I believe that this question should be easy, but I failed to prove it on my own.
Assume that we are in the category of $\mathbb{Z}[x]$-modules. Then we can view the ring of Laurent polynomials $\mathbb{Z}[x,x^{-1}]$ as a $\mathbb{Z}[x]$-module. Now consider a short exact sequence of the following form:
$0\to \mathbb{Z}[x,x^{-1}]\to M \to \mathbb{Z}[x,x^{-1}]\to 0$
Can we say that the above sequence splits, so that $M\cong \mathbb{Z}[x,x^{-1}]\oplus \mathbb{Z}[x,x^{-1}]$ as a $\mathbb{Z}[x]$-module?
Of course this is true when $\mathbb{Z}[x,x^{-1}]$ is projective or injective, but it seems this is not true? My algebraic knowledge stops when it comes to infinitely generated modules like $\mathbb{Z}[x,x^{-1}]$ over $\mathbb{Z}[x]$, but $\mathbb{Z}[x,x^{-1}]$ is one of the simplest infinitely generated module, so I believe there should be an elementary answer for this question...
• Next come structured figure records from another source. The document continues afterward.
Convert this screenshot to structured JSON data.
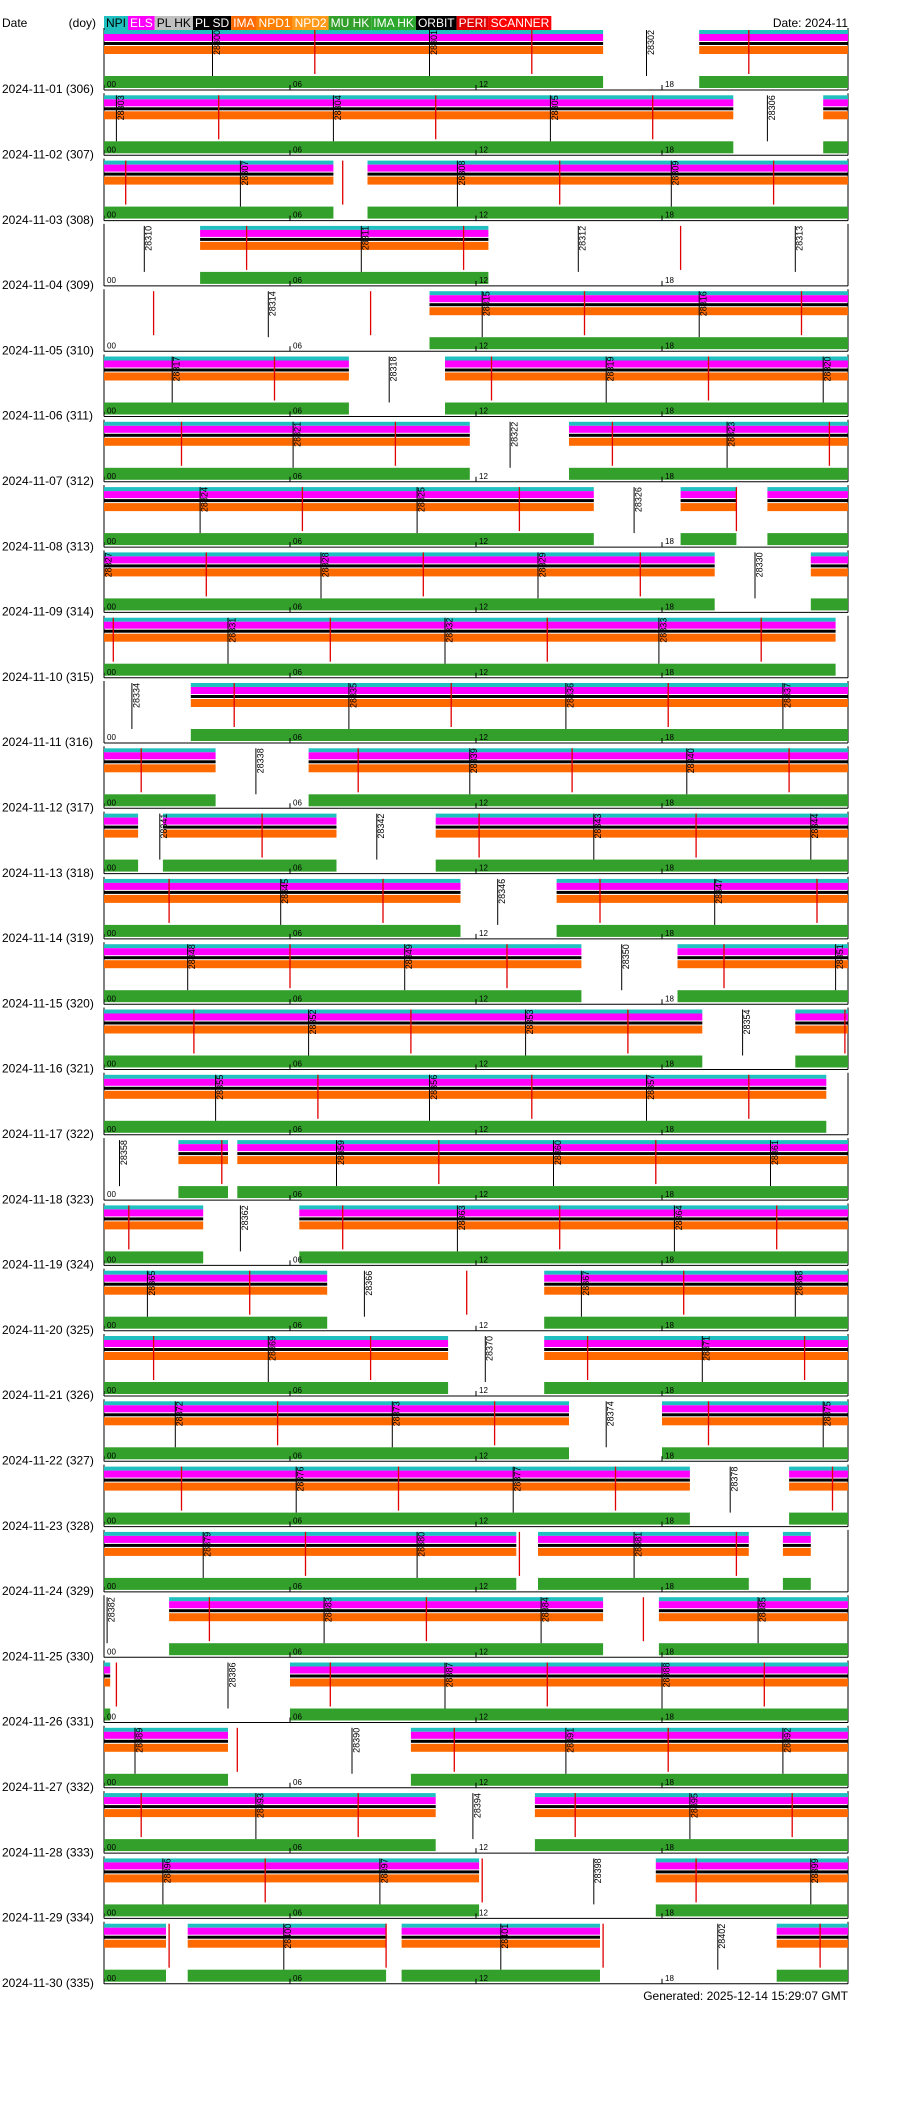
{
  "chart_data": {
    "type": "timeline",
    "header": {
      "date": "Date",
      "doy": "(doy)",
      "month": "Date: 2024-11"
    },
    "footer": "Generated: 2025-12-14 15:29:07 GMT",
    "legend": [
      {
        "name": "NPI",
        "color": "#20c0c0",
        "text": "#000"
      },
      {
        "name": "ELS",
        "color": "#ff00ff",
        "text": "#fff"
      },
      {
        "name": "PL HK",
        "color": "#c0c0c0",
        "text": "#000"
      },
      {
        "name": "PL SD",
        "color": "#000000",
        "text": "#fff"
      },
      {
        "name": "IMA",
        "color": "#ff6a00",
        "text": "#fff"
      },
      {
        "name": "NPD1",
        "color": "#ff8000",
        "text": "#fff"
      },
      {
        "name": "NPD2",
        "color": "#ff9a1a",
        "text": "#fff"
      },
      {
        "name": "MU HK",
        "color": "#33a02c",
        "text": "#fff"
      },
      {
        "name": "IMA HK",
        "color": "#2ca82c",
        "text": "#fff"
      },
      {
        "name": "ORBIT",
        "color": "#000000",
        "text": "#fff"
      },
      {
        "name": "PERI",
        "color": "#e00000",
        "text": "#fff"
      },
      {
        "name": "SCANNER",
        "color": "#ff0000",
        "text": "#fff"
      }
    ],
    "xlim": [
      0,
      24
    ],
    "xticks": [
      {
        "value": 0,
        "label": "00"
      },
      {
        "value": 6,
        "label": "06"
      },
      12,
      18
    ],
    "days": [
      {
        "label": "2024-11-01 (306)",
        "on": [
          [
            0,
            16.1
          ],
          [
            19.2,
            24
          ]
        ],
        "peri": [
          6.8,
          13.8,
          20.8
        ],
        "orbits": [
          {
            "label": "28300",
            "hour": 3.5
          },
          {
            "label": "28301",
            "hour": 10.5
          },
          {
            "label": "28302",
            "hour": 17.5
          }
        ]
      },
      {
        "label": "2024-11-02 (307)",
        "on": [
          [
            0,
            20.3
          ],
          [
            23.2,
            24
          ]
        ],
        "peri": [
          3.7,
          10.7,
          17.7
        ],
        "orbits": [
          {
            "label": "28303",
            "hour": 0.4
          },
          {
            "label": "28304",
            "hour": 7.4
          },
          {
            "label": "28305",
            "hour": 14.4
          },
          {
            "label": "28306",
            "hour": 21.4
          }
        ]
      },
      {
        "label": "2024-11-03 (308)",
        "on": [
          [
            0,
            7.4
          ],
          [
            8.5,
            24
          ]
        ],
        "peri": [
          0.7,
          7.7,
          14.7,
          21.6
        ],
        "orbits": [
          {
            "label": "28307",
            "hour": 4.4
          },
          {
            "label": "28308",
            "hour": 11.4
          },
          {
            "label": "28309",
            "hour": 18.3
          }
        ]
      },
      {
        "label": "2024-11-04 (309)",
        "on": [
          [
            3.1,
            12.4
          ]
        ],
        "peri": [
          4.6,
          11.6,
          18.6
        ],
        "orbits": [
          {
            "label": "28310",
            "hour": 1.3
          },
          {
            "label": "28311",
            "hour": 8.3
          },
          {
            "label": "28312",
            "hour": 15.3
          },
          {
            "label": "28313",
            "hour": 22.3
          }
        ]
      },
      {
        "label": "2024-11-05 (310)",
        "on": [
          [
            10.5,
            24
          ]
        ],
        "peri": [
          1.6,
          8.6,
          15.5,
          22.5
        ],
        "orbits": [
          {
            "label": "28314",
            "hour": 5.3
          },
          {
            "label": "28315",
            "hour": 12.2
          },
          {
            "label": "28316",
            "hour": 19.2
          }
        ]
      },
      {
        "label": "2024-11-06 (311)",
        "on": [
          [
            0,
            7.9
          ],
          [
            11,
            24
          ]
        ],
        "peri": [
          5.5,
          12.5,
          19.5
        ],
        "orbits": [
          {
            "label": "28317",
            "hour": 2.2
          },
          {
            "label": "28318",
            "hour": 9.2
          },
          {
            "label": "28319",
            "hour": 16.2
          },
          {
            "label": "28320",
            "hour": 23.2
          }
        ]
      },
      {
        "label": "2024-11-07 (312)",
        "on": [
          [
            0,
            11.8
          ],
          [
            15,
            24
          ]
        ],
        "peri": [
          2.5,
          9.4,
          16.4,
          23.4
        ],
        "orbits": [
          {
            "label": "28321",
            "hour": 6.1
          },
          {
            "label": "28322",
            "hour": 13.1
          },
          {
            "label": "28323",
            "hour": 20.1
          }
        ]
      },
      {
        "label": "2024-11-08 (313)",
        "on": [
          [
            0,
            15.8
          ],
          [
            18.6,
            20.4
          ],
          [
            21.4,
            24
          ]
        ],
        "peri": [
          6.4,
          13.4,
          20.4
        ],
        "orbits": [
          {
            "label": "28324",
            "hour": 3.1
          },
          {
            "label": "28325",
            "hour": 10.1
          },
          {
            "label": "28326",
            "hour": 17.1
          }
        ]
      },
      {
        "label": "2024-11-09 (314)",
        "on": [
          [
            0,
            19.7
          ],
          [
            22.8,
            24
          ]
        ],
        "peri": [
          3.3,
          10.3,
          17.3
        ],
        "orbits": [
          {
            "label": "28327",
            "hour": 0
          },
          {
            "label": "28328",
            "hour": 7
          },
          {
            "label": "28329",
            "hour": 14
          },
          {
            "label": "28330",
            "hour": 21
          }
        ]
      },
      {
        "label": "2024-11-10 (315)",
        "on": [
          [
            0,
            23.6
          ]
        ],
        "peri": [
          0.3,
          7.3,
          14.3,
          21.2
        ],
        "orbits": [
          {
            "label": "28331",
            "hour": 4
          },
          {
            "label": "28332",
            "hour": 11
          },
          {
            "label": "28333",
            "hour": 17.9
          }
        ]
      },
      {
        "label": "2024-11-11 (316)",
        "on": [
          [
            2.8,
            24
          ]
        ],
        "peri": [
          4.2,
          11.2,
          18.2
        ],
        "orbits": [
          {
            "label": "28334",
            "hour": 0.9
          },
          {
            "label": "28335",
            "hour": 7.9
          },
          {
            "label": "28336",
            "hour": 14.9
          },
          {
            "label": "28337",
            "hour": 21.9
          }
        ]
      },
      {
        "label": "2024-11-12 (317)",
        "on": [
          [
            0,
            3.6
          ],
          [
            6.6,
            24
          ]
        ],
        "peri": [
          1.2,
          8.2,
          15.1,
          22.1
        ],
        "orbits": [
          {
            "label": "28338",
            "hour": 4.9
          },
          {
            "label": "28339",
            "hour": 11.8
          },
          {
            "label": "28340",
            "hour": 18.8
          }
        ]
      },
      {
        "label": "2024-11-13 (318)",
        "on": [
          [
            0,
            1.1
          ],
          [
            1.9,
            7.5
          ],
          [
            10.7,
            24
          ]
        ],
        "peri": [
          5.1,
          12.1,
          19.1
        ],
        "orbits": [
          {
            "label": "28341",
            "hour": 1.8
          },
          {
            "label": "28342",
            "hour": 8.8
          },
          {
            "label": "28343",
            "hour": 15.8
          },
          {
            "label": "28344",
            "hour": 22.8
          }
        ]
      },
      {
        "label": "2024-11-14 (319)",
        "on": [
          [
            0,
            11.5
          ],
          [
            14.6,
            24
          ]
        ],
        "peri": [
          2.1,
          9,
          16,
          23
        ],
        "orbits": [
          {
            "label": "28345",
            "hour": 5.7
          },
          {
            "label": "28346",
            "hour": 12.7
          },
          {
            "label": "28347",
            "hour": 19.7
          }
        ]
      },
      {
        "label": "2024-11-15 (320)",
        "on": [
          [
            0,
            15.4
          ],
          [
            18.5,
            24
          ]
        ],
        "peri": [
          6,
          13,
          20
        ],
        "orbits": [
          {
            "label": "28348",
            "hour": 2.7
          },
          {
            "label": "28349",
            "hour": 9.7
          },
          {
            "label": "28350",
            "hour": 16.7
          },
          {
            "label": "28351",
            "hour": 23.6
          }
        ]
      },
      {
        "label": "2024-11-16 (321)",
        "on": [
          [
            0,
            19.3
          ],
          [
            22.3,
            24
          ]
        ],
        "peri": [
          2.9,
          9.9,
          16.9,
          23.9
        ],
        "orbits": [
          {
            "label": "28352",
            "hour": 6.6
          },
          {
            "label": "28353",
            "hour": 13.6
          },
          {
            "label": "28354",
            "hour": 20.6
          }
        ]
      },
      {
        "label": "2024-11-17 (322)",
        "on": [
          [
            0,
            23.3
          ]
        ],
        "peri": [
          6.9,
          13.8,
          20.8
        ],
        "orbits": [
          {
            "label": "28355",
            "hour": 3.6
          },
          {
            "label": "28356",
            "hour": 10.5
          },
          {
            "label": "28357",
            "hour": 17.5
          }
        ]
      },
      {
        "label": "2024-11-18 (323)",
        "on": [
          [
            2.4,
            4
          ],
          [
            4.3,
            24
          ]
        ],
        "peri": [
          3.8,
          10.8,
          17.8
        ],
        "orbits": [
          {
            "label": "28358",
            "hour": 0.5
          },
          {
            "label": "28359",
            "hour": 7.5
          },
          {
            "label": "28360",
            "hour": 14.5
          },
          {
            "label": "28361",
            "hour": 21.5
          }
        ]
      },
      {
        "label": "2024-11-19 (324)",
        "on": [
          [
            0,
            3.2
          ],
          [
            6.3,
            24
          ]
        ],
        "peri": [
          0.8,
          7.7,
          14.7,
          21.7
        ],
        "orbits": [
          {
            "label": "28362",
            "hour": 4.4
          },
          {
            "label": "28363",
            "hour": 11.4
          },
          {
            "label": "28364",
            "hour": 18.4
          }
        ]
      },
      {
        "label": "2024-11-20 (325)",
        "on": [
          [
            0,
            7.2
          ],
          [
            14.2,
            24
          ]
        ],
        "peri": [
          4.7,
          11.7,
          18.7
        ],
        "orbits": [
          {
            "label": "28365",
            "hour": 1.4
          },
          {
            "label": "28366",
            "hour": 8.4
          },
          {
            "label": "28367",
            "hour": 15.4
          },
          {
            "label": "28368",
            "hour": 22.3
          }
        ]
      },
      {
        "label": "2024-11-21 (326)",
        "on": [
          [
            0,
            11.1
          ],
          [
            14.2,
            24
          ]
        ],
        "peri": [
          1.6,
          8.6,
          15.6,
          22.6
        ],
        "orbits": [
          {
            "label": "28369",
            "hour": 5.3
          },
          {
            "label": "28370",
            "hour": 12.3
          },
          {
            "label": "28371",
            "hour": 19.3
          }
        ]
      },
      {
        "label": "2024-11-22 (327)",
        "on": [
          [
            0,
            15
          ],
          [
            18,
            24
          ]
        ],
        "peri": [
          5.6,
          12.6,
          19.5
        ],
        "orbits": [
          {
            "label": "28372",
            "hour": 2.3
          },
          {
            "label": "28373",
            "hour": 9.3
          },
          {
            "label": "28374",
            "hour": 16.2
          },
          {
            "label": "28375",
            "hour": 23.2
          }
        ]
      },
      {
        "label": "2024-11-23 (328)",
        "on": [
          [
            0,
            18.9
          ],
          [
            22.1,
            24
          ]
        ],
        "peri": [
          2.5,
          9.5,
          16.5,
          23.5
        ],
        "orbits": [
          {
            "label": "28376",
            "hour": 6.2
          },
          {
            "label": "28377",
            "hour": 13.2
          },
          {
            "label": "28378",
            "hour": 20.2
          }
        ]
      },
      {
        "label": "2024-11-24 (329)",
        "on": [
          [
            0,
            13.3
          ],
          [
            14,
            20.8
          ],
          [
            21.9,
            22.8
          ]
        ],
        "peri": [
          6.5,
          13.4,
          20.4
        ],
        "orbits": [
          {
            "label": "28379",
            "hour": 3.2
          },
          {
            "label": "28380",
            "hour": 10.1
          },
          {
            "label": "28381",
            "hour": 17.1
          }
        ]
      },
      {
        "label": "2024-11-25 (330)",
        "on": [
          [
            2.1,
            16.1
          ],
          [
            17.9,
            24
          ]
        ],
        "peri": [
          3.4,
          10.4,
          17.4
        ],
        "orbits": [
          {
            "label": "28382",
            "hour": 0.1
          },
          {
            "label": "28383",
            "hour": 7.1
          },
          {
            "label": "28384",
            "hour": 14.1
          },
          {
            "label": "28385",
            "hour": 21.1
          }
        ]
      },
      {
        "label": "2024-11-26 (331)",
        "on": [
          [
            0,
            0.2
          ],
          [
            6,
            24
          ]
        ],
        "peri": [
          0.4,
          7.3,
          14.3,
          21.3
        ],
        "orbits": [
          {
            "label": "28386",
            "hour": 4
          },
          {
            "label": "28387",
            "hour": 11
          },
          {
            "label": "28388",
            "hour": 18
          }
        ]
      },
      {
        "label": "2024-11-27 (332)",
        "on": [
          [
            0,
            4
          ],
          [
            9.9,
            24
          ]
        ],
        "peri": [
          4.3,
          11.3,
          18.2
        ],
        "orbits": [
          {
            "label": "28389",
            "hour": 1
          },
          {
            "label": "28390",
            "hour": 8
          },
          {
            "label": "28391",
            "hour": 14.9
          },
          {
            "label": "28392",
            "hour": 21.9
          }
        ]
      },
      {
        "label": "2024-11-28 (333)",
        "on": [
          [
            0,
            10.7
          ],
          [
            13.9,
            24
          ]
        ],
        "peri": [
          1.2,
          8.2,
          15.2,
          22.2
        ],
        "orbits": [
          {
            "label": "28393",
            "hour": 4.9
          },
          {
            "label": "28394",
            "hour": 11.9
          },
          {
            "label": "28395",
            "hour": 18.9
          }
        ]
      },
      {
        "label": "2024-11-29 (334)",
        "on": [
          [
            0,
            12.1
          ],
          [
            17.8,
            24
          ]
        ],
        "peri": [
          5.2,
          12.2,
          19.1
        ],
        "orbits": [
          {
            "label": "28396",
            "hour": 1.9
          },
          {
            "label": "28397",
            "hour": 8.9
          },
          {
            "label": "28398",
            "hour": 15.8
          },
          {
            "label": "28399",
            "hour": 22.8
          }
        ]
      },
      {
        "label": "2024-11-30 (335)",
        "on": [
          [
            0,
            2
          ],
          [
            2.7,
            9.1
          ],
          [
            9.6,
            16
          ],
          [
            21.7,
            24
          ]
        ],
        "peri": [
          2.1,
          9.1,
          16.1,
          23.1
        ],
        "orbits": [
          {
            "label": "28400",
            "hour": 5.8
          },
          {
            "label": "28401",
            "hour": 12.8
          },
          {
            "label": "28402",
            "hour": 19.8
          }
        ]
      }
    ]
  }
}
First, note that multiplication by $x$ is a bijection on $M$. For instance, this follows from the five lemma, since multiplication by $x$ is a bijection on $\mathbb{Z}[x,x^{-1}]$.
So, $M$ is a $\mathbb{Z}[x,x^{-1}]$-module, and we can consider the short exact sequence as a short exact sequence of $\mathbb{Z}[x,x^{-1}]$-modules. Now we see that it splits, since $\mathbb{Z}[x,x^{-1}]$ is projective as a $\mathbb{Z}[x,x^{-1}]$-module.
Here is a more concrete argument that is essentially the same (just with all the relevant lemmas worked out explicitly in this case). Let us label the maps in the short exact sequence as $i:\mathbb{Z}[x,x^{-1}]\to M$ and $p:M\to\mathbb{Z}[x,x^{-1}]$. Choose an element $m_0\in M$ such that $p(m_0)=1$. Now choose an element $m_1\in M$ such that $p(m_1)=x^{-1}$. Then $xm_1-m_0$ is in the kernel of $p$, and thus the image of $i$; let $xm_1-m_0=i(a)$. Now let $m_1'=m_1-i(x^{-1}a)$. Note that $$xm_1'=xm_1-xi(x^{-1}a)=xm_1-i(a)=m_0.$$ Also, since $pi=0$, $p(m_1')=x^{-1}$.
So, replacing $m_1$ with $m_1'$, we can choose $m_1\in M$ such that $p(m_1)=x^{-1}$ and $xm_1=m_0$. But then we can repeat this argument to choose $m_2\in M$ such that $p(m_2)=x^{-2}$ and $xm_2=m_1$, and so on. We can then get a splitting of $p$ by mapping $x^{-n}$ to $m_n$ for each $n$.